Coco is hitting her backhand to great effect, and her proactive footwork on short balls is keeping her opponents guessing as she’s mixing in dropshots and power and height equally. I’ll point to Djokovic as another player who thrives by not hitting the open shot, but a good shot. It may seem a bit too patient to work extra shots or avoid hitting directly to the open court, but as an opponent it freezes your own positioning when you can’t just transition to the shot you’ve left open. It’s weird to have overlooked Gauff’s star power for so long, but the tennis tour is so full of talented kids who are just emotionally kids. The fame, the money, and the lifestyle just lend themselves to letdowns, and Gauff’s trajectory has been steadily up but her reliability hasn’t been there. As a betting analyst, her stock hasn’t been high. As a fan of tennis though, I really couldn’t be happier to consider her as a future grandslam champion.

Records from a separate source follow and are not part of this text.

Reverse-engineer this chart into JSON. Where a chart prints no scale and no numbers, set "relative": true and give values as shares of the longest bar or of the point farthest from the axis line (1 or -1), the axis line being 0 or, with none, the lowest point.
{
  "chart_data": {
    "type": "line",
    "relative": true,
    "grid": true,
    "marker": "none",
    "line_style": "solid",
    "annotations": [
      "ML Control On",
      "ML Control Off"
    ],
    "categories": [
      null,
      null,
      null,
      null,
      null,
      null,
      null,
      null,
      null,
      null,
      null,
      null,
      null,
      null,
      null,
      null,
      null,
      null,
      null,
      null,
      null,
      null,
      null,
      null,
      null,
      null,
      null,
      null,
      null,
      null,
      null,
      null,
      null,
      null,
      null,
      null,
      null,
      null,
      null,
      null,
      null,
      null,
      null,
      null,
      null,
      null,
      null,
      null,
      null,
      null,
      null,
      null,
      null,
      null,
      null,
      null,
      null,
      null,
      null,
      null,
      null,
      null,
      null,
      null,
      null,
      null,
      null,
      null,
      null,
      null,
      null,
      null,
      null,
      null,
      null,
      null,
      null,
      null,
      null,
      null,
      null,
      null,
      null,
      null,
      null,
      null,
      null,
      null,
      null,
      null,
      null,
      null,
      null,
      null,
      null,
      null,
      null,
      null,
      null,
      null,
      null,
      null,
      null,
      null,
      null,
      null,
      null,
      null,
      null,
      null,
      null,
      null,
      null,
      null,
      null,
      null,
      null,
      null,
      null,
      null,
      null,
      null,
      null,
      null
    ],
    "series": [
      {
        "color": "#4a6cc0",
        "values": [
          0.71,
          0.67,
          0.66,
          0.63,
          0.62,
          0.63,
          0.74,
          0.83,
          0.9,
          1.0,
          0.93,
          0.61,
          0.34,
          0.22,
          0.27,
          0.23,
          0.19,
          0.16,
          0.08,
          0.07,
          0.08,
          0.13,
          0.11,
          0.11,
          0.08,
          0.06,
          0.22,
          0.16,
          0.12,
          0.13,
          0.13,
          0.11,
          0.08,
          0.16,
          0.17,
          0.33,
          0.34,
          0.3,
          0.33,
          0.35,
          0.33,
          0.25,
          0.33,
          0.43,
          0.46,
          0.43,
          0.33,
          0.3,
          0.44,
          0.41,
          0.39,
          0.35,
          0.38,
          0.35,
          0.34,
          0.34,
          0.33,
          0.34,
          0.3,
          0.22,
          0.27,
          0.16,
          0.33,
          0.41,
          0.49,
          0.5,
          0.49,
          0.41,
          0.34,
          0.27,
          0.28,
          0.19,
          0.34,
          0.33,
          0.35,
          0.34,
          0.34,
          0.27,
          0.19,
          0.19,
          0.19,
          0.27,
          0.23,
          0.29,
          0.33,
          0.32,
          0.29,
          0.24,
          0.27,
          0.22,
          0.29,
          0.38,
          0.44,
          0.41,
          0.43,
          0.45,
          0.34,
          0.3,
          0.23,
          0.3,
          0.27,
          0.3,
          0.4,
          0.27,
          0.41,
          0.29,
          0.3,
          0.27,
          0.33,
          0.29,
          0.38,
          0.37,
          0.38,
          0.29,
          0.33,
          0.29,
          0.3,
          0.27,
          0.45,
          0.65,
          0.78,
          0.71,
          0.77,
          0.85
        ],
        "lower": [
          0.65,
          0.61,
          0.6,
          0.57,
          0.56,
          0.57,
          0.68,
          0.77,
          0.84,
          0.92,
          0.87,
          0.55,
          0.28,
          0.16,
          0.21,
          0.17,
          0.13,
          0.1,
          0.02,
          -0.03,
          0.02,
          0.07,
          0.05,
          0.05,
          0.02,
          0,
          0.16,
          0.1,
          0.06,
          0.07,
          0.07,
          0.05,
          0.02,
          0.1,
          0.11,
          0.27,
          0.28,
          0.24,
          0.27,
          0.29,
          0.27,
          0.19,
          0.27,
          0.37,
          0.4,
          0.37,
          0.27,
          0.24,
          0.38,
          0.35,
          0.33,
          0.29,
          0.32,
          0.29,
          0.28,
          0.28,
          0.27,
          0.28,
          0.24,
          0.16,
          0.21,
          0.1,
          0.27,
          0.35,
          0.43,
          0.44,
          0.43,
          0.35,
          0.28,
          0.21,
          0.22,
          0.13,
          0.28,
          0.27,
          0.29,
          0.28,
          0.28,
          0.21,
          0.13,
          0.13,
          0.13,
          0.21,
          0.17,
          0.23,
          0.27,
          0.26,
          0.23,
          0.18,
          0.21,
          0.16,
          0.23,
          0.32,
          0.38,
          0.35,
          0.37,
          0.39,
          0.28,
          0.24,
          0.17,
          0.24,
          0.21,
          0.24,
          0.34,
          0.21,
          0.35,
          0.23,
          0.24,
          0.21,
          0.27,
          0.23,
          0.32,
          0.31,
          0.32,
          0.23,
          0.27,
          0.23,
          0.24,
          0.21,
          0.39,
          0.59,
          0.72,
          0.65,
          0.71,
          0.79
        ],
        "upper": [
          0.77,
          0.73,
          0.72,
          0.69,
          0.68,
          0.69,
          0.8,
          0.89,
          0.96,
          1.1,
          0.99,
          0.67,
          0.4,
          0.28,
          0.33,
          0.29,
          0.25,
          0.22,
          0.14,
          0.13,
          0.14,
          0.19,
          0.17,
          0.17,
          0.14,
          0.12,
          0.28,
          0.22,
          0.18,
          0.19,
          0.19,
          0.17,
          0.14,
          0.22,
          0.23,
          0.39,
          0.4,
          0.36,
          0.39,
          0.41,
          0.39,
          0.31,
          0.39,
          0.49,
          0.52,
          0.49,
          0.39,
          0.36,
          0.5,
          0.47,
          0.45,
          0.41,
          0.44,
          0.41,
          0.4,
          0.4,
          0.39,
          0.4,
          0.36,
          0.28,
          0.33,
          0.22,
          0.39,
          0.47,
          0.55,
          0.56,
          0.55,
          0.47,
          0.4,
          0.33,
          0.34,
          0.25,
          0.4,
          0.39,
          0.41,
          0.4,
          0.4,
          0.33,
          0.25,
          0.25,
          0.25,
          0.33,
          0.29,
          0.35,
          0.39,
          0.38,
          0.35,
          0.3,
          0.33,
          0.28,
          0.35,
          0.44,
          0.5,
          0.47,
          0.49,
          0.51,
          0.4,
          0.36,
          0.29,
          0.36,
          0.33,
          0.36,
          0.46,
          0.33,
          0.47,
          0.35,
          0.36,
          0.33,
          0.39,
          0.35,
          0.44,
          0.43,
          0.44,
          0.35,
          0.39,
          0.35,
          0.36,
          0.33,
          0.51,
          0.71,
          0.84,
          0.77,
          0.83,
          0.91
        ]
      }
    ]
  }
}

I don’t know if anyone can really crack Swiatek without bringing their peak level of tennis, and most players this week didn’t do that. The unsung heros put in the work, the hungry next generation fought through, and Swiatek is just a tier above them in terms of experience and peak level. Gauff is similarly fast around the court as Kasatkina, but hits a much heavier ball. She’ll make one extra get, and she’ll be able to pressure Swiatek when she has time. Her serve is certainly a good weapon, but the first serve percentage can suffer at times and Swiatek is up there with Collins as far as aggression on return. This has been a great run for Gauff and completely deserved, but I think her rise to the top is going to be a steady one rather than a sudden title win. Gauff’s level this week has been the best she’s displayed on tour, and she hasn’t dropped a set, but this would be an absolutely legendary win. For Gauff, these titles will come, but it’s going to take a level of offense that doesn’t seem to exist right now on tour to beat Iaa. Swiatek in 2.